Single-use plastic bottles – ‘Ocean Enemy #1’


BLUEWATER, a water purification technologies and solutions company, has slammed single-use plastic bottles as ‘ocean enemy #1’ at a major sustainability conference in Porto, Portugal.

Mr. Bengt Rittri, founder and CEO of Bluewater, told delegates to the Sustainable Brands 2019 Oceans Summit that production of throwaway plastic bottles continues to grow despite the evidence of the environmental pollution they cause.

“Single-use plastic water bottles are ‘ocean enemy #1’ and need to be phased out urgently due to the environmental consequences they pose to marine, human and planetary health,” Mr. Rittri said.

He noted that hundreds of thousands of tons of plastic end up in the world’s oceans every year, creating micro plastics that have already infiltrated the human and wildlife food and water chains to pose potential health risks.

A recent study by a team of researchers at Bangor University, UK, found plastic outnumbers baby fish by seven to one in waters off Hawaii. The study also discovered micro plastic particles in the stomachs of commercially fished species such as swordfish.

Bluewater has won global recognition for its highly-efficient, compact residential, business and public distribution water purifiers that remove chemicals, toxic metals, pharmaceutical residues, and micro-plastics from tap water.

Bluewater hydration stations and sustainable stainless-steel bottles today are increasingly used at global sporting, musical and other events taking a stand against single-use plastic bottles, including The Open golf tournament, Cape Town Marathon and Volvo Ocean Race.

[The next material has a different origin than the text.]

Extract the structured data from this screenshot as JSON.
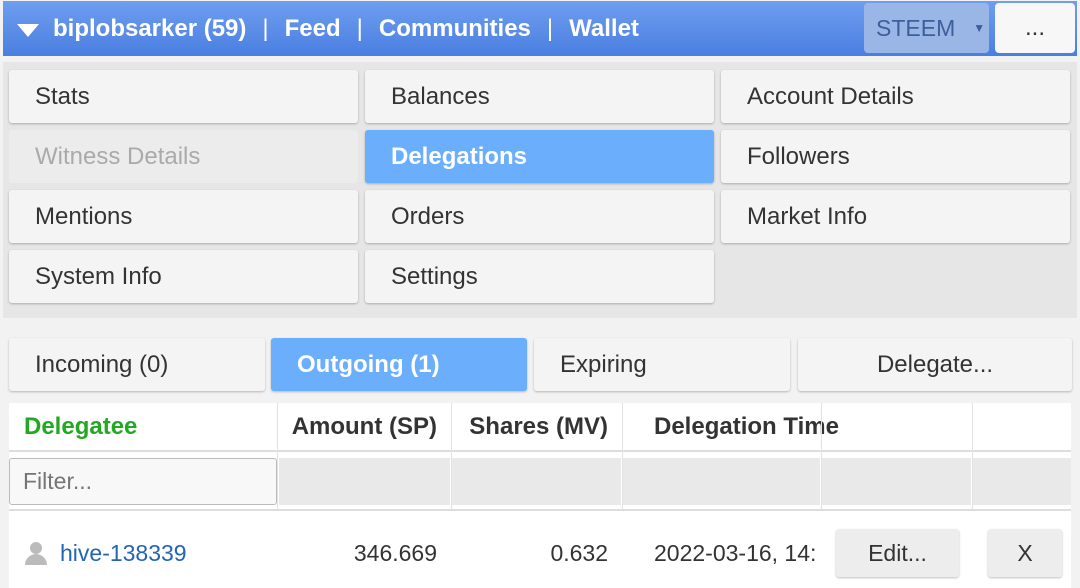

“We believe it is the task of business to harness human ingenuity to develop and deliver the technology and solutions that can return our planet to health,” Mr. Rittri told the audience at Sustainable Brands attending a panel arranged by The Ocean Race.

“Clean seas are a condition for the survival of us, our children, and generations to come. None of us can afford to sit still and let this catastrophic plastic tsunami overwhelm us,” Mr. Rittri said.